Friday, July 22, 2011


Home is a place of residence or refuge. When it refers to a building, it is usually a place in which an individual or a family can rest and store personal property. Most modern-day households contain sanitary facilities and a means of preparing food. Animals have their own homes as well, either living in the wild or shared with humans in a domesticated environment. "Home" is also used to refer to the geographical area (whether it be a suburb, town, city or country) in which a person grew up or feels they belong, or it can refer to the native habitat of a wild animal. Sometimes, as an alternative to the definition of "home" as a physical locale ("Home is where you hang your hat"), home may be perceived to have no physical location—instead, home may relate instead to a mental or emotional state of refuge or comfort. Popular sayings along these lines are "Home is where the heart is" or "You can never go home again".
There are cultures in which members lack permanent homes, such as with nomadic people.

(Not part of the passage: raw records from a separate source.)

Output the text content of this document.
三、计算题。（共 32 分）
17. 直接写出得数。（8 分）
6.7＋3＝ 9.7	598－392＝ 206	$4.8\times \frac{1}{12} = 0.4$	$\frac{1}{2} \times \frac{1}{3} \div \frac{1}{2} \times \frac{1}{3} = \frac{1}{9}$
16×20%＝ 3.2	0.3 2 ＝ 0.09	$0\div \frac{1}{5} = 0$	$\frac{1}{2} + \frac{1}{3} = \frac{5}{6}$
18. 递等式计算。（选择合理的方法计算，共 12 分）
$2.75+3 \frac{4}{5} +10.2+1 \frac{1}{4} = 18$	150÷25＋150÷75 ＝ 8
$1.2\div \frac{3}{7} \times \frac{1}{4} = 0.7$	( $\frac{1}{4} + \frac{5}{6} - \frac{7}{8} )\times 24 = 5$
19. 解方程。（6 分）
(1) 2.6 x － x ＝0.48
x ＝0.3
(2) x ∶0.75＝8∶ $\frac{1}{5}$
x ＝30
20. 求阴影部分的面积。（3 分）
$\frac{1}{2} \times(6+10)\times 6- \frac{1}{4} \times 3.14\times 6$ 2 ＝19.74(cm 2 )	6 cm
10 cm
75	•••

The word "home" can be used for various types of residential community institutions in which people can live, such as nursing homes, group homes (orphanages for children, retirement homes for seniors, prisons for criminals, treatment facilities, etc.), and foster homes.
In computer terminology, a 'home' may refer to a starting view that branches off into other tasks, e.g. a homepage or a desktop. In a full screen editor, home is often used to mean the top-leftmost character cell, or the leftmost cell on a line in a line editor. These are the initial ones used by left-to-right languages. A standard 101-key PC keyboard contains a Home key. Many home pages on the internet start with introductory information, recent news or events, and links to subpages. "Home" may also refer to a home directory which contains the personal files of a given user of the computer system.

Psychological impact
Since it can be said that humans are generally creatures of habit, the state of a person's home has been known to physiologically influence their behavior, emotions, and overall mental health. The loss of a home (due to whatever reason, be it through accident or natural disaster, repossession, or in the case of children simply the decision to move on the part of the parents) can be a valid cause of grief.
Further information: Relocation (personal)
Some people may become homesick when they leave their home over an extended period of time. Sometimes homesickness can cause a person to feel actual symptoms of illness.
It has been argued that psychologically "The strongest sense of home commonly coincides geographically with a dwelling. Usually the sense of home attenuates as one moves away from that point, but it does not do so in a fixed or regular way. Furthermore, places like homes can trigger self-reflection, thoughts about who one is or used to be or who one might become. These types of reflections also occur in places where there is a collective historical identity, such as Gettysburg or Ground Zero.
In the past the mother was the person who ran the household. The house was a place for women's work more than anywhere else. However, in the modern sense, these duties are now shared between mother and father. In Western countries, the home has become a place for more equality in duties, the roles are shared and the burden of maintaining the household is a shared family responsibility.